Koronawirus niestety wciąż nie odpuszcza, codziennie dowiadujemy się o kolejnych kilkunastu tysiącach nowych zakażeń oraz osobach, które zmarły z powodu COVID-19. Nic nie wskazuje na to, by w najbliższym czasie sytuacja miała się polepszyć. Wręcz przeciwnie. Na horyzoncie jest już piąta fala pandemii. Czy w związku z tym należy spodziewać się wprowadzenia nowych obostrzeń? W środę o godz. 10.00 zbiera się w tej sprawie zespół zarządzania kryzysowego. Na podstawie analizy bieżących danych epidemicznych zostaną podjęte decyzje. Jest już jednak wstępna zapowiedź rzecznika rządu Piotra Müllera.

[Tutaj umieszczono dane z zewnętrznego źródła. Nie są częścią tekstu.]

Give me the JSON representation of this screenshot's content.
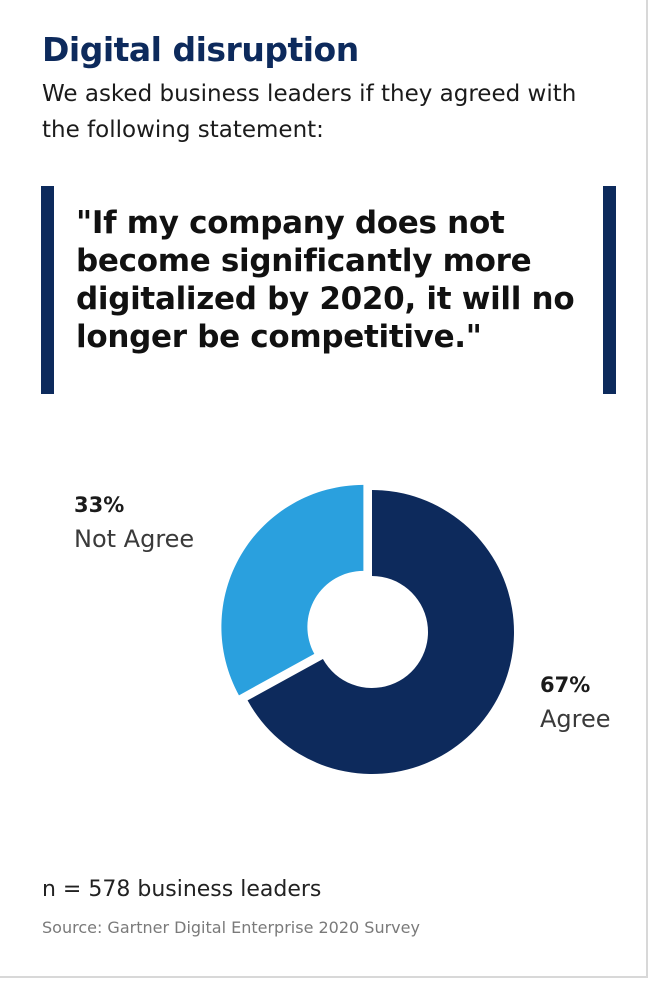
{
  "header": {
    "title": "Digital disruption",
    "subtitle": "We asked business leaders if they agreed with the following statement:"
  },
  "quote": "\"If my company does not become significantly more digitalized by 2020, it will no longer be competitive.\"",
  "colors": {
    "agree": "#0d2a5c",
    "not_agree": "#2aa0de",
    "accent_bar": "#0d2a5c"
  },
  "chart_data": {
    "type": "pie",
    "style": "donut",
    "title": "",
    "slices": [
      {
        "label": "Agree",
        "value": 67,
        "value_label": "67%",
        "color": "#0d2a5c"
      },
      {
        "label": "Not Agree",
        "value": 33,
        "value_label": "33%",
        "color": "#2aa0de"
      }
    ],
    "legend": "none"
  },
  "footer": {
    "sample": "n = 578 business leaders",
    "source": "Source: Gartner Digital Enterprise 2020 Survey"
  }
}
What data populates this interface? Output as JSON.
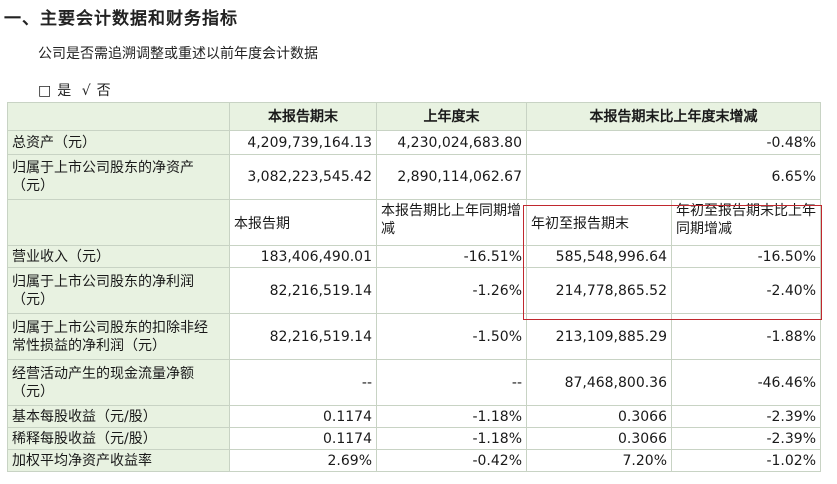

– Spodziewam się, że będziemy szli w kierunku utrzymania aktualnych obostrzeń, natomiast analiza dzisiejszych danych pozwoli na to, aby ostatecznie taką decyzję zatwierdzić – poinformował rzecznik na antenie jednej z rozgłośni radiowych.
Pytany, jakie obostrzenia leżą w tej chwili na stole, polityk odpowiedział, że te, które obecnie obowiązują. – Limity miejsc i weryfikacja pod tym kątem – podkreślił i wskazał, że największym wyzwaniem jest obecnie weryfikacja istniejących obostrzeń.
Na uwagę, że w wielu miejscach limitów i obostrzeń się nie przestrzega, Müller odparł, że "niezbędna będzie jeszcze mocniejsza kontrola przez inspekcję sanitarną, policję", choć – jak zaznaczył – takie kontrole się odbywają.
Polecany artykuł:
– Okres zbliżających się ferii i tych miejsc, w których będzie więcej turystów – te miejsca będą pod szczególną weryfikacją, ponieważ tam dochodzi najczęściej do naruszenia przepisów – mówił rzecznik. Pytany w tym kontekście, czy będą kontrole w hotelach, polityk odparł: "W hotelach, restauracjach, bo tutaj mówimy o tych miejscach, gdzie gromadzi się wiele osób, a gdzie te limity są istotne, ponieważ osoby są blisko siebie. W hotelach oczywiście też, choć tutaj mówię głównie o takich miejscach, gdzie faktycznie są duże grupy w jednym miejscu".
Müller mówił także, że od przyszłego tygodnia uczniowie wracają do nauki stacjonarnej w szkołach przy obowiązujących procedurach m.in. dotyczących kwarantanny.
Pytany, jakie kryteria decydują o tym, żeby wprowadzić mocniejsze obostrzenia, odpowiedział, że są to kwestie możliwości pomocy osobom, które wymagają hospitalizacji. – Przy możliwości zaszczepienia to jest kluczowe – wskazał i podkreślił, że najważniejszych kryterium nie jest liczba zakażeń.
Rzecznik rządu przyznał także, że nie ma obecnie rekomendacji Rady Medycznej w sprawie zastosowania czwartej dawki szczepionki przeciw COVID-19.